Hilhorst M T
Department of Medical Ethics, Faculty of Medicine and Health Care, Erasmus University, PO Box 1738, 3000 DR, Rotterdam, The Netherlands.
Med Humanit. 2002 Dec;28(2):61-5. doi: 10.1136/mh.28.2.61.
In the process of deciding to undergo cosmetic surgery for aesthetic reasons, people may err in various ways. Adolescents in particular run the risk of making errors, and both parents and surgeons have special moral responsibilities to avoid disappointments. Parents should face a number of moral issues; if they fail to do so, surgeons have a moral if not legal responsibility, to raise these issues and take a moral stand. In this paper, a number of pitfalls are specified from a philosophical perspective. A request for surgery should not be granted if patients do not meet the standards required for stable decision making and a balanced judgment, and particularly in those case where patients fail to understand the assumptions--in terms of human values--underlying the surgical intervention. Assessments of competence should go beyond formal conceptions of autonomy, and should, as will be shown, be made on an individual basis. Substantive questions of personal identity and identity formation, within the context of often rapid psychosocial development and emotional turmoil peculiar to adolescents, should be addressed. The key to the moral evaluation of this surgery therefore lies primarily in a patient's life story.

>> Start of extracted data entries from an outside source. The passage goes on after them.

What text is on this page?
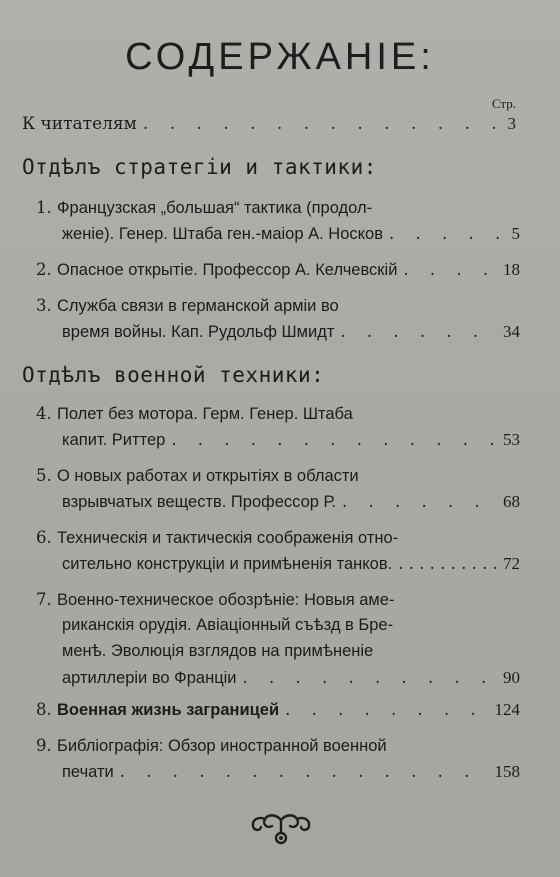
СОДЕРЖАНІЕ:
Стр.
К читателям . . .	3
Отдѣлъ стратегіи и тактики:
1. Французская „большая“ тактика (продол-
женіе). Генер. Штаба ген.-маіор А. Носков . . .	5
2. Опасное открытіе. Профессор А. Келчевскій . . .	18
3. Служба связи в германской арміи во
время войны. Кап. Рудольф Шмидт . . .	34
Отдѣлъ военной техники:
4. Полет без мотора. Герм. Генер. Штаба
капит. Риттер . . .	53
5. О новых работах и открытіях в области
взрывчатых веществ. Профессор Р. . . .	68
6. Техническія и тактическія соображенія отно-
сительно конструкціи и примѣненія танков. . . .	72
7. Военно-техническое обозрѣніе: Новыя аме-
риканскія орудія. Авіаціонный съѣзд в Бре-
менѣ. Эволюція взглядов на примѣненіе
артиллеріи во Франціи . . .	90
8. Военная жизнь заграницей . . .	124
9. Библіографія: Обзор иностранной военной
печати . . .	158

在出于审美原因决定接受整容手术的过程中,人们可能会以各种方式犯错。尤其是青少年面临犯错的风险,父母和外科医生都负有特殊的道德责任以避免失望。父母应该面对一些道德问题;如果他们未能做到,外科医生在道德上(即便不是法律上)有责任提出这些问题并表明道德立场。在本文中,从哲学角度明确了一些陷阱。如果患者不符合稳定决策和平衡判断所需的标准,特别是在那些患者不理解手术干预背后(从人类价值观角度)的假设的情况下,不应批准手术请求。能力评估应超越形式上的自主性概念,并且正如将要表明的,应在个体基础上进行。在青少年特有的快速心理社会发展和情绪动荡的背景下,应解决个人身份和身份形成的实质性问题。因此,对这种手术进行道德评估的关键主要在于患者的人生经历。